Technical information
- Licensing authority: FCC
- Facility ID: 73214
- Class: A
- ERP: 4,000 watts
- HAAT: 123 meters (404 feet)
- Transmitter coordinates: 37°41′50″N 86°59′28″W﻿ / ﻿37.69722°N 86.99111°W
- Translators: HD3: 100.5 W263BG (Owensboro) HD4: 101.3 W267BM (Hawesville)

Links
- Public license information: Public file; LMS;
- Webcast: Listen Live Listen Live (HD3) Listen Live (HD4)
- Website: WXCM Online WXCM-HD3 Online WXCM-HD4 Online

= WXCM =

WXCM (97.1 FM, "97X") is an American radio station licensed to serve the community of Whitesville, Kentucky. The station is owned and operated by Hancock Communications, Inc., doing business as the Cromwell Radio Group.

Previous logo

WXCM broadcasts an active rock music format to the greater Owensboro, Kentucky, area. On January 4, 2010, the station began broadcasting the syndicated morning show "The Free Beer and Hot Wings Show" distributed by Compass Media Networks, but that show has since been discontinued due to low ratings.

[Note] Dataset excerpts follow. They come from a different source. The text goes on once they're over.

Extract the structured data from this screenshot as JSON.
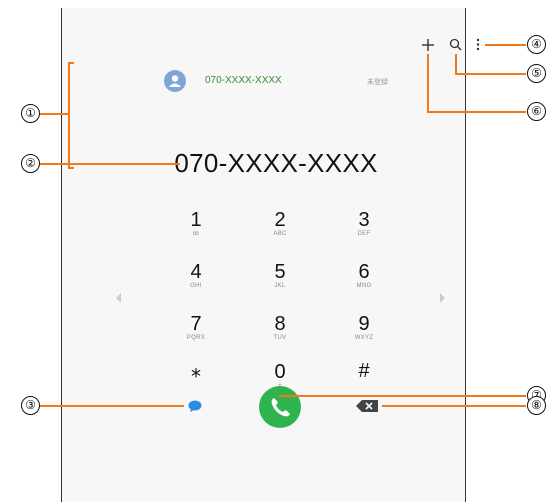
{
  "toolbar": {
    "add_icon": "plus-icon",
    "search_icon": "search-icon",
    "more_icon": "more-vertical-icon"
  },
  "contact_suggestion": {
    "number": "070-XXXX-XXXX",
    "status": "未登録"
  },
  "entered_number": "070-XXXX-XXXX",
  "keypad": [
    {
      "digit": "1",
      "letters": "ꝏ"
    },
    {
      "digit": "2",
      "letters": "ABC"
    },
    {
      "digit": "3",
      "letters": "DEF"
    },
    {
      "digit": "4",
      "letters": "GHI"
    },
    {
      "digit": "5",
      "letters": "JKL"
    },
    {
      "digit": "6",
      "letters": "MNO"
    },
    {
      "digit": "7",
      "letters": "PQRS"
    },
    {
      "digit": "8",
      "letters": "TUV"
    },
    {
      "digit": "9",
      "letters": "WXYZ"
    },
    {
      "digit": "⁎",
      "letters": ""
    },
    {
      "digit": "0",
      "letters": "+"
    },
    {
      "digit": "#",
      "letters": ""
    }
  ],
  "callouts": [
    "①",
    "②",
    "③",
    "④",
    "⑤",
    "⑥",
    "⑦",
    "⑧"
  ],
  "colors": {
    "accent_orange": "#f07a1a",
    "call_green": "#2fb34f",
    "message_blue": "#2a8de0",
    "contact_green": "#3b8a3b"
  }
}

The station was assigned the "WXCM" call letters by the Federal Communications Commission on June 9, 1997.

In May 2016, WXCM-HD3 launched a classic hip-hop format branded as “100.5 The Vibe”.

On August 24, 2024, at midnight, after playing "I Get Around" by 2Pac, WXCM-HD3/W263BG dropped its classic hip-hop format and began stunting with songs from Taylor Swift as “Taylor 100.5” in advance of an upcoming format change; the first song played during the stunting was "Shake It Off", and the final song played during the stunting was "…Ready For It". On August 30, 2024, at noon, the stunting ceased and WXCM-HD3/W263BG flipped to Top 40/CHR as “100.5 The Party”, the first song played on “The Party” was “Selfish” by Justin Timberlake.